Hallway conversations should be easier to start. I always enjoy them once they get going. It’s the starting that's hard. But it’s worth pushing through the awkwardness and meet people.
Swag Rankings
I will talk about some intesting papers in a later blog post. Now, let’s get to the real reason we’re all here: the swag.
Databricks: A sticker. I swear that was it. They came with 20 databricks stickers to pass around. Are you serious?
Amazon: A shopping bag. Thanks, but no thanks.
Google: Stickers. And hats, but they only display the hats on the table, and don't give them to you. When I asked for a hat, they said it is for the students only (how did they know I am not a student?). And I don't know if they let students sign their soul out before passing them a hat.

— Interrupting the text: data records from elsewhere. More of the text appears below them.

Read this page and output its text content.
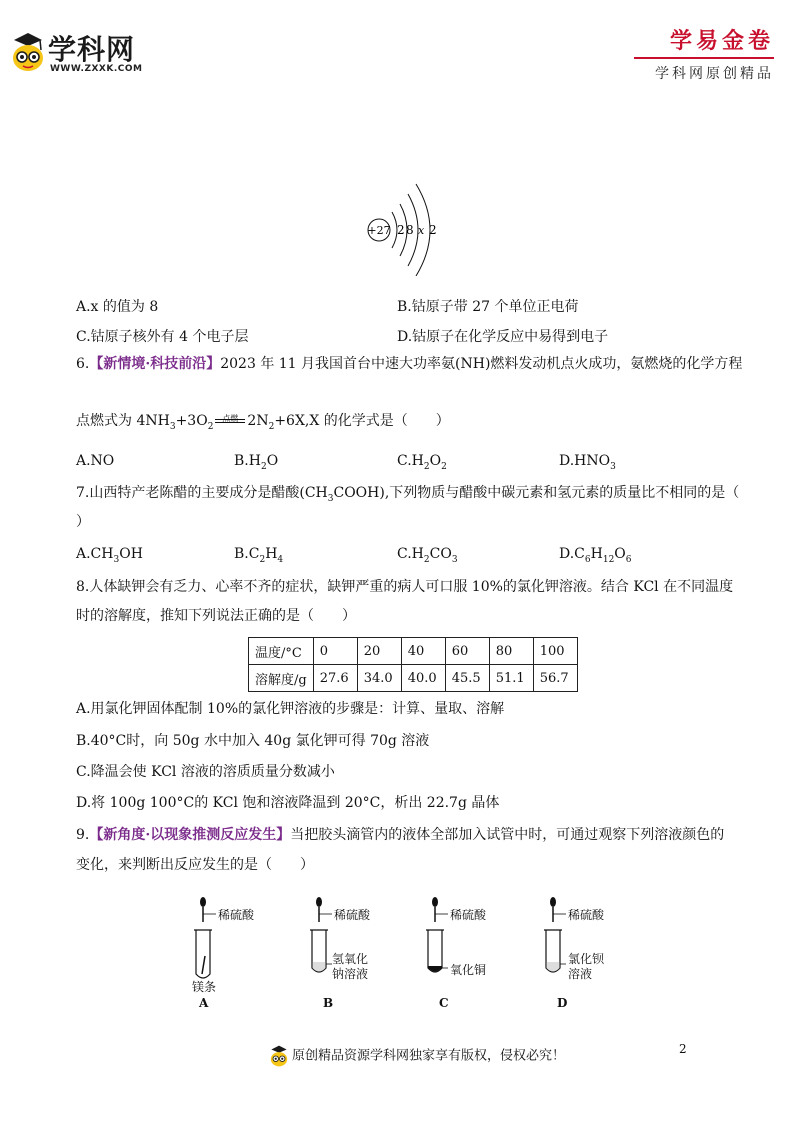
学科网
WWW.ZXXK.COM
学易金卷
学科网原创精品
+27 2 8 x 2
A.x 的值为 8	B.钴原子带 27 个单位正电荷
C.钴原子核外有 4 个电子层	D.钴原子在化学反应中易得到电子
6.【新情境·科技前沿】2023 年 11 月我国首台中速大功率氨(NH)燃料发动机点火成功，氨燃烧的化学方程
点燃式为 $4NH_3+3O_2$
点燃 $2N_2+6X,X$ 的化学式是（　　）
A.NO	$B.H_2O$	$C.H_2O_2$	$D.HNO_3$
7.山西特产老陈醋的主要成分是醋酸$(CH_3COOH)$,下列物质与醋酸中碳元素和氢元素的质量比不相同的是（
）
$A.CH_3OH$	$B.C_2H_4$	$C.H_2CO_3$	$D.C_6H_{12}O_6$
8.人体缺钾会有乏力、心率不齐的症状，缺钾严重的病人可口服 10%的氯化钾溶液。结合 KCl 在不同温度
时的溶解度，推知下列说法正确的是（　　）
温度/°C	0	20	40	60	80	100
溶解度/g	27.6	34.0	40.0	45.5	51.1	56.7
A.用氯化钾固体配制 10%的氯化钾溶液的步骤是：计算、量取、溶解
B.40°C时，向 50g 水中加入 40g 氯化钾可得 70g 溶液
C.降温会使 KCl 溶液的溶质质量分数减小
D.将 100g 100°C的 KCl 饱和溶液降温到 20°C，析出 22.7g 晶体
9.【新角度·以现象推测反应发生】当把胶头滴管内的液体全部加入试管中时，可通过观察下列溶液颜色的
变化，来判断出反应发生的是（　　）
稀硫酸
镁条
A
稀硫酸
氢氧化
钠溶液
B
稀硫酸
氧化铜
C
稀硫酸
氯化钡
溶液
D
原创精品资源学科网独家享有版权，侵权必究！	2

Meta: Three ballpoint pens packaged/branded neatly. You give 100 millions a year to poach AI researchers, but you only pass around ballpoint pens at ATC/OSDI? (Well, on testing, the pens write real smooth, and my kids like them. Still beats the shopping bag, which I didn't bother picking up.)
Why send two staff to conferences just to hand out crap? You burned four days of salary and travel just to say, "Apply on our website" to people approaching the booth. This is not outreach. If you’re not going to hand out decent swag, don’t put up a booth. At least preserve some dignity.
Jane Street on the other hand was pure class. Their t-shirts are so soft and form-fitting, it feels like they were spun from distilled 401K pensions. You know what? I no longer feel bad about them recruiting top talent from research.